Almost immediately, non-Indians in Oregon began lobbying to have the size of the reservation reduced and a number of non-Indians simply squatted on reservation land knowing that eventually they would be given title to the land. By 1870, the squatters were pressuring Congress to remove more land from the reservation and to open it up for non-Indian settlement. They circulated a petition demanding that the reservation be closed. The Indian agent for the reservation proposed dividing the Siletz Reservation into twenty-acre parcels which would be distributed to the Indian families. This would allow the Indians to keep about 5% of the reservation and allow the rest to be opened for non-Indian settlement.
“Effects of allotment on the Siletz Reservation would include a drop in crop production and a radical reduction in the size of the reservation, followed by the loss of much of the land that had been allotted.”

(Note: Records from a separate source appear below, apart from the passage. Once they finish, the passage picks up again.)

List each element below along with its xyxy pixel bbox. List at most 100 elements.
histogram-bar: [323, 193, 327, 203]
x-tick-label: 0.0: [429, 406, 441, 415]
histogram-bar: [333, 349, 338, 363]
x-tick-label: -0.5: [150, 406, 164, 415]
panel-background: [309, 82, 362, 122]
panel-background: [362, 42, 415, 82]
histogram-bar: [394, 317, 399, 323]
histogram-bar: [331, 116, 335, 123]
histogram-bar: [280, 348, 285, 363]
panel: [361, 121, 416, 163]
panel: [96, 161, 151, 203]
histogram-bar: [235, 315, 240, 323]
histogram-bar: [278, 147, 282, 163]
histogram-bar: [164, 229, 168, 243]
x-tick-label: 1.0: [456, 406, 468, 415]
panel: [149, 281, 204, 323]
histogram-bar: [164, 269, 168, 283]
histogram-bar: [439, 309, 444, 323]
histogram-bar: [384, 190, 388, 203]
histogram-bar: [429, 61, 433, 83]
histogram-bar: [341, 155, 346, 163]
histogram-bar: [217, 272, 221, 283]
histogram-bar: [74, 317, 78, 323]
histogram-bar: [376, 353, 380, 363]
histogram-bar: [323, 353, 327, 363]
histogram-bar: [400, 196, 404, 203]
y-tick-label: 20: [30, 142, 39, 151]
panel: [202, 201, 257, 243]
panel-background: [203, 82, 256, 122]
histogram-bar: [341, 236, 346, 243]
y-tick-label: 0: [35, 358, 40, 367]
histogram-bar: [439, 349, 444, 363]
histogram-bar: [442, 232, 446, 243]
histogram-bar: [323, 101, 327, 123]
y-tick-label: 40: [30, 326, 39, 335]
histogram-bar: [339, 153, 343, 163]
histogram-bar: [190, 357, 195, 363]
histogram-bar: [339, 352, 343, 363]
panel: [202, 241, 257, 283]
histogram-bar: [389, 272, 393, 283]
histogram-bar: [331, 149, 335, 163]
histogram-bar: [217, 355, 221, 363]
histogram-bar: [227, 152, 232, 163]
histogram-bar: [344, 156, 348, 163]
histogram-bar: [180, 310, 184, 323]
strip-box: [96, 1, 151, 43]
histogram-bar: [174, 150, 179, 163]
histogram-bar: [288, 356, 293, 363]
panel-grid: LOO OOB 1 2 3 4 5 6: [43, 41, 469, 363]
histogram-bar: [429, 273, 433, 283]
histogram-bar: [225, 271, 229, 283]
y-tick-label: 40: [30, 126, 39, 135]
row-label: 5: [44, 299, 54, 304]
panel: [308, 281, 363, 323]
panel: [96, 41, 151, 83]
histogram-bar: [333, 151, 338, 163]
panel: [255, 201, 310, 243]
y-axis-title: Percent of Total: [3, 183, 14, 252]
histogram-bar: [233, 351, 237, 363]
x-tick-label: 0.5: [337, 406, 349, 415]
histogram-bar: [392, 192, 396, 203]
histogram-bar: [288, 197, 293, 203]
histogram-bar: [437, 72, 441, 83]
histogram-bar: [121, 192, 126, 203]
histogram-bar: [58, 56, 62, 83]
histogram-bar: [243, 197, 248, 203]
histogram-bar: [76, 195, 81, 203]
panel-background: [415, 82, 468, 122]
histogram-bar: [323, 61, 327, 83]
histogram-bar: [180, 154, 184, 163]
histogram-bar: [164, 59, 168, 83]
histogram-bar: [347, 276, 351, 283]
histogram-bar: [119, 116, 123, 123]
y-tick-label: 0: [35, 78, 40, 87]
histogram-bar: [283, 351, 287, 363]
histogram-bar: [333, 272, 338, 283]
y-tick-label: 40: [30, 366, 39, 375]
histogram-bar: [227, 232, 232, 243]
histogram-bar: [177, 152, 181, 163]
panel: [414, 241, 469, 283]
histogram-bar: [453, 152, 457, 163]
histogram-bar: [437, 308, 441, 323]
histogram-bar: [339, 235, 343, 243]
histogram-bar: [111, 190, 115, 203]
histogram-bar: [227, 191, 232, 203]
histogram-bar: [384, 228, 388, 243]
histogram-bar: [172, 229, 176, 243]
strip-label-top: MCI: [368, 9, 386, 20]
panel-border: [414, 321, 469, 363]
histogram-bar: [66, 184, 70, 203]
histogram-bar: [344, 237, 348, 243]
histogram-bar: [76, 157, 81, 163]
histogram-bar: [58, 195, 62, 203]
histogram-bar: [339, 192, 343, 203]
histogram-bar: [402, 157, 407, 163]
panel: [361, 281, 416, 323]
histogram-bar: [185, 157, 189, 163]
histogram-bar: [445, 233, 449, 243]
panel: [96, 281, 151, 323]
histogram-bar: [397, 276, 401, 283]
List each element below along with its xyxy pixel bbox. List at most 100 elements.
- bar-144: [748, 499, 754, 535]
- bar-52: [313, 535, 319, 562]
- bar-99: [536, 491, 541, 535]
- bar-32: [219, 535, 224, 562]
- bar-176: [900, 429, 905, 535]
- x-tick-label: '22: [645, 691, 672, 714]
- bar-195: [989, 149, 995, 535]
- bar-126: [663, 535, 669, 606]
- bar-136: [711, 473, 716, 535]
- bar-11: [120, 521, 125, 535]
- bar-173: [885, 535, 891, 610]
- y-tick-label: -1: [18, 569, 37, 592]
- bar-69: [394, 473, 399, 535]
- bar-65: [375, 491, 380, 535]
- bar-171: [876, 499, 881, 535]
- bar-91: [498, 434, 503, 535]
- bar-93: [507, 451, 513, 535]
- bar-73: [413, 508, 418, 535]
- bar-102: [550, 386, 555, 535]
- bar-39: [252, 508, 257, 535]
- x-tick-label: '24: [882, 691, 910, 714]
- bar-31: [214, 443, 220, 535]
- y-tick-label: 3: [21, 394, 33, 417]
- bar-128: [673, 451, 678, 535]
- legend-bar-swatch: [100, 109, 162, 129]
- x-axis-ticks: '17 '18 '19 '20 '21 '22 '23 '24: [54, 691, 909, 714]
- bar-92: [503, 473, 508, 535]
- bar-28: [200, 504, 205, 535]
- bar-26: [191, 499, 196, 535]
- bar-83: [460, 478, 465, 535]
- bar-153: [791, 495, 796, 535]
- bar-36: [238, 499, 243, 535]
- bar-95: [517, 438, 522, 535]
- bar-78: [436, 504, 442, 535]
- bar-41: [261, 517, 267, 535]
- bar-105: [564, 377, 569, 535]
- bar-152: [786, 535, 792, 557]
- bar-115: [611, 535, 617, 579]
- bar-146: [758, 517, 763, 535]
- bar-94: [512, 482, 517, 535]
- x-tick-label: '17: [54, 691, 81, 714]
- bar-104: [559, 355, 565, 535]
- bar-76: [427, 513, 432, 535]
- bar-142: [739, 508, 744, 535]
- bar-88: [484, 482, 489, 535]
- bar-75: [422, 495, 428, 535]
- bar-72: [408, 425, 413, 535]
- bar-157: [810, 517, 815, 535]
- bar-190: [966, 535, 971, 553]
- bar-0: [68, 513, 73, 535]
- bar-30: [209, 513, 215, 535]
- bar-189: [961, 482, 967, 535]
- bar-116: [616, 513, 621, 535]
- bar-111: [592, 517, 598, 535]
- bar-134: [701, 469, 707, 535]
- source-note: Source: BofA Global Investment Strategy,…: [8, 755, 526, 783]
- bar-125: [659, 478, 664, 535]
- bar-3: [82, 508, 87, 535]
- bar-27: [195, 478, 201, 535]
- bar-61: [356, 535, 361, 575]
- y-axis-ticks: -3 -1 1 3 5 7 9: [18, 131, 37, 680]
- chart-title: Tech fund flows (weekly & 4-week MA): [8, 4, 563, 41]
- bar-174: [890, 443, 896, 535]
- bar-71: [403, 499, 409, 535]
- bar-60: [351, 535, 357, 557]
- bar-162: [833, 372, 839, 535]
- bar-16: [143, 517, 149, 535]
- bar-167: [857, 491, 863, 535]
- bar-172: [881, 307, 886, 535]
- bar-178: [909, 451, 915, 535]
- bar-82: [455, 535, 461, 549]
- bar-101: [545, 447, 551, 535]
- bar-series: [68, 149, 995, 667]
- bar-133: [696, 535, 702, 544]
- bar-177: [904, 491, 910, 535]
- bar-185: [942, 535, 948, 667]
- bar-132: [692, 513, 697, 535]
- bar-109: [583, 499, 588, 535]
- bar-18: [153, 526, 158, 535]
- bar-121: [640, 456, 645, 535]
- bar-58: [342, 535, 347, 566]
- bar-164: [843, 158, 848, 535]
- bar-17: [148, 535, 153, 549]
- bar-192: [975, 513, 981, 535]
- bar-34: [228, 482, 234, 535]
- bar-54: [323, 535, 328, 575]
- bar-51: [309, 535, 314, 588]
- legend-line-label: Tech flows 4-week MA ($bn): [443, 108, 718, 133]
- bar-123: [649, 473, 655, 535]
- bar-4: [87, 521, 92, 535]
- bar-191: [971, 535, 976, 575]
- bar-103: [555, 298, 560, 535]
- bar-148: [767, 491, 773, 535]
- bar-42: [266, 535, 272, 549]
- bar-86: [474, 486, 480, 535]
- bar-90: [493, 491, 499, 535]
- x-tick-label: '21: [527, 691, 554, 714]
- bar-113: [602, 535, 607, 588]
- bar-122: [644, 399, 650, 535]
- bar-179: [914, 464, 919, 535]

In 1892, the reservation was divided into 80-acre parcels under the General Allotment Act. Many of the 551 individuals receiving allotments had to sell their land to satisfy debts and taxes.
The allotment process allowed for the government to negotiate for the sale of any reservation lands which had not been allotted. In 1892, the Commissioner of Indian Affairs sent a three-man commission to negotiate for the sale of lands not allotted on the Siletz Reservation. While the commission was told not to exert any undue influence on the Indians, the Indians were told that if they kept their lands they should not expect much in return. The leaders of the Siletz tribes, well aware that the United States had rarely kept its promises about making payments to Indians, demanded “cash in hand” for their land. Siletz leader George Harney explained to the commission that the people wanted to have their money before they died. The commissioners responded by explaining that the government does not pay cash.
At a second meeting with the commissioners, Siletz leader Charles Depoe expressed concern that any agreement reached could be changed by Congress without consulting with the Indians. Charles Depoe told them:
“May be we make a bargain here to-day and may be it won’t stay.”
At the general council, seven men, including George Harney and Charles Depoe, were selected to negotiate with the commission. The Siletz committee initially demanded $175,000 for the surplus land with a payment of $100 paid to each person in cash. They finally agreed to $142,600 with $75 in cash to each person. According to the agreement, $100,000 would be in an interest-bearing fund and the interest from this fund would be divided among tribal members annually. The remaining $42,600 would be paid out to tribal members in annual installments of $75.
E. A. Schwartz writes:
“Why did they sell the surplus land? Aside from the likelihood that they needed the money, they knew that during the past thirty years the government had taken most of the original reservation without paying them a penny for the land. Now the government was willing to pay for what it had never clearly conceded to them in the past.”
Congress approved the agreement in 1894 and in 1895, reservation lands not allotted were opened to non-Indian settlement. In selling the lands to the public, the government made a profit of $120,000.
While the philosophy behind the Dawes Act claims that by forcing Indians to become self-sufficient farmers would enable them to fuller assimilate into American culture and lose their Indian identity, farming was not a realistic goal on the Siletz Reservation. E. A. Schwartz reports:
“Not even the most optimistic of the agents who managed the reservation had ever claimed that it contained such a quantity of farmland. The application of the Dawes Act on the Siletz obviously had little, if anything, to do with the idea that allotment would encourage farming.”
The political mythology of the Dawes Act was clearly not based on reality.